The National Health Insurance “charade” continues in its absurdity with no detail on how the “fantasy” would be funded, says Busi Mavuso, the CEO of Business Leadership South African (BLSA).
The NHI bill – currently being steamrolled through parliamentary processes with little to no detail on how it would be funded – seeks to provide universal free healthcare for all South Africans, threatening existing medical aids and private healthcare schemes.
Mavuso characterised the NHI as a ‘vote-earning fantasy’ being sold to the public without any breakdown of how it would function, nor with any thought given to the devastation it would deal to the private healthcare industry.
“Last week, a ‘fact sheet‘ was distributed about NHI, purported to have been written by the Department of Health. It had many positive things to say about the upsides of an NHI but little about the practical implementation of it.”
“The 27-page document has precisely 198 words in the section for how it will be funded. It refers to a payroll tax on employers and employees and makes the astounding statement that this ‘must not create an increased burden on households compared to the current system’,” said Mavuso.
Payroll tax refers to monthly taxes paid by an employer such as medical aid or PAYE. Some of these taxes are paid directly by the employer; however, some involve the funds from the employee’s salary.
It contains no analysis at all on what the proposed system will actually cost, referring only to the fact that South Africa currently spends 8.5% of its GDP on healthcare, she added.
“It has pages and pages on what kind of health services South Africans can expect, but no calculation of what these will cost.”
With few calculations provided by the government, Mavuso cited a private study done by one of the country’s largest medical ad providers, Discovery Health.
The company calculated that the NHI would cost the country R200 billion, which would require personal taxes to go up by a third or for VAT to rise to 21.5% or a mix of the two approaches.
According to Mavuso, the document further makes no reference to the fact that the pilot project for the scheme failed dismally nor that the existing healthcare framework is inadequate.
The fact sheet claims the current mixed system is “inefficient,” but removing the private element won’t improve efficiency without substantial funding.
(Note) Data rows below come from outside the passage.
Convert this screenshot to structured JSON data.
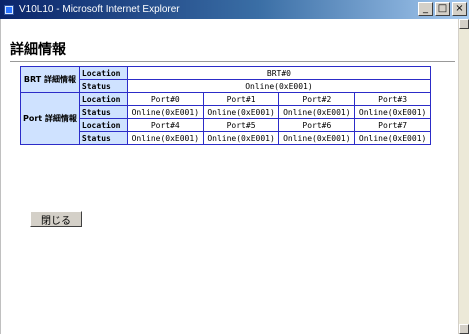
{
  "window": {
    "title": "V10L10 - Microsoft Internet Explorer",
    "buttons": [
      "_",
      "□",
      "×"
    ]
  },
  "page": {
    "heading": "詳細情報"
  },
  "brt": {
    "label": "BRT 詳細情報",
    "location_label": "Location",
    "status_label": "Status",
    "location_value": "BRT#0",
    "status_value": "Online(0xE001)"
  },
  "port": {
    "label": "Port 詳細情報",
    "location_label": "Location",
    "status_label": "Status",
    "rows": [
      {
        "locations": [
          "Port#0",
          "Port#1",
          "Port#2",
          "Port#3"
        ],
        "statuses": [
          "Online(0xE001)",
          "Online(0xE001)",
          "Online(0xE001)",
          "Online(0xE001)"
        ]
      },
      {
        "locations": [
          "Port#4",
          "Port#5",
          "Port#6",
          "Port#7"
        ],
        "statuses": [
          "Online(0xE001)",
          "Online(0xE001)",
          "Online(0xE001)",
          "Online(0xE001)"
        ]
      }
    ]
  },
  "actions": {
    "close_label": "閉じる"
  },
  "colors": {
    "table_border": "#2c2cc8",
    "label_bg": "#cfe2ff"
  }
}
Payroll taxes alone cannot provide this funding.
“The current system sees half of health expenditure from the private sector, which also employs 79% of doctors. But only 16% of the population is covered by medical schemes allowing access to the private sector,” said Mavuso.
“If we were to expand health insurance as it exists to the rest of the population, we would need to increase the amount spent by about six-fold. That would imply that the current 4.3% of GDP spent on the private sector would need to become about 26% of GDP.”
This is obviously impossible, she said.
The idea that somehow NHI can emerge without a serious imposition of additional taxes is simply untenable.
Mavuso added that payroll taxes are not as straightforward as the government may expect. As they increase, fewer people pay them either through avoidance or emigration.
There are just 50,000 people who earn more than R2 million and therefore pay tax at the top 45% income tax bracket (which starts at over R1.7 million). That is out of a total of about 5.5 million taxpayers – yet the scheme envisages that all 60 million South Africans will be covered, said Mavuso.
Talk of taxing businesses has also emerged, with some suggesting corporate income tax could fund the scheme.
This, however, would result in companies having less capital to expand and ultimately leading to less economic growth and employment, Mavuso said.
Increasing VAT has been made out to be another option by analysts. This route, Mavuso noted, would see the existing 15% VAT rate increase significantly – as it currently provides for a quarter of all the total tax collected.
The CEO said that if the government was serious about improving healthcare, there are better ways to do so, involving partnerships with the private sector.
Private sector woes
Although the new scheme spells bad news for private healthcare, the Department of Health is adamant that NHI would not ‘destroy’ the sector.
The department said that private healthcare providers would continue to operate privately under the NHI dispensation. – however, these healthcare providers will not be allowed to set their own fees.
The department said that private providers will not be forced to register with the NHI; however, it stressed that it is in their best interests to do so.
The next move
The National Health Insurance Bill was passed by the National Assembly on 13 June; however still has a lengthy process until it comes into reality, with many experts noting that it will be stalled throughout its legislative journey as a result of private court cases against it.
It is now up to the National Council of Provinces (NCOP0 to, among other things, brief delegates, open the bill up for public comment, conduct public hearings on the bill, and formulated consolidated positions on the bill, said the Parliamentary Monitoring Group (PMG).
As the NHI is a Section 76 bill, “it will be subjected to extensive scrutiny by the provincial legislatures because the content of the bill affects the interest, concerns, and capacities of the provinces,” the PMG added.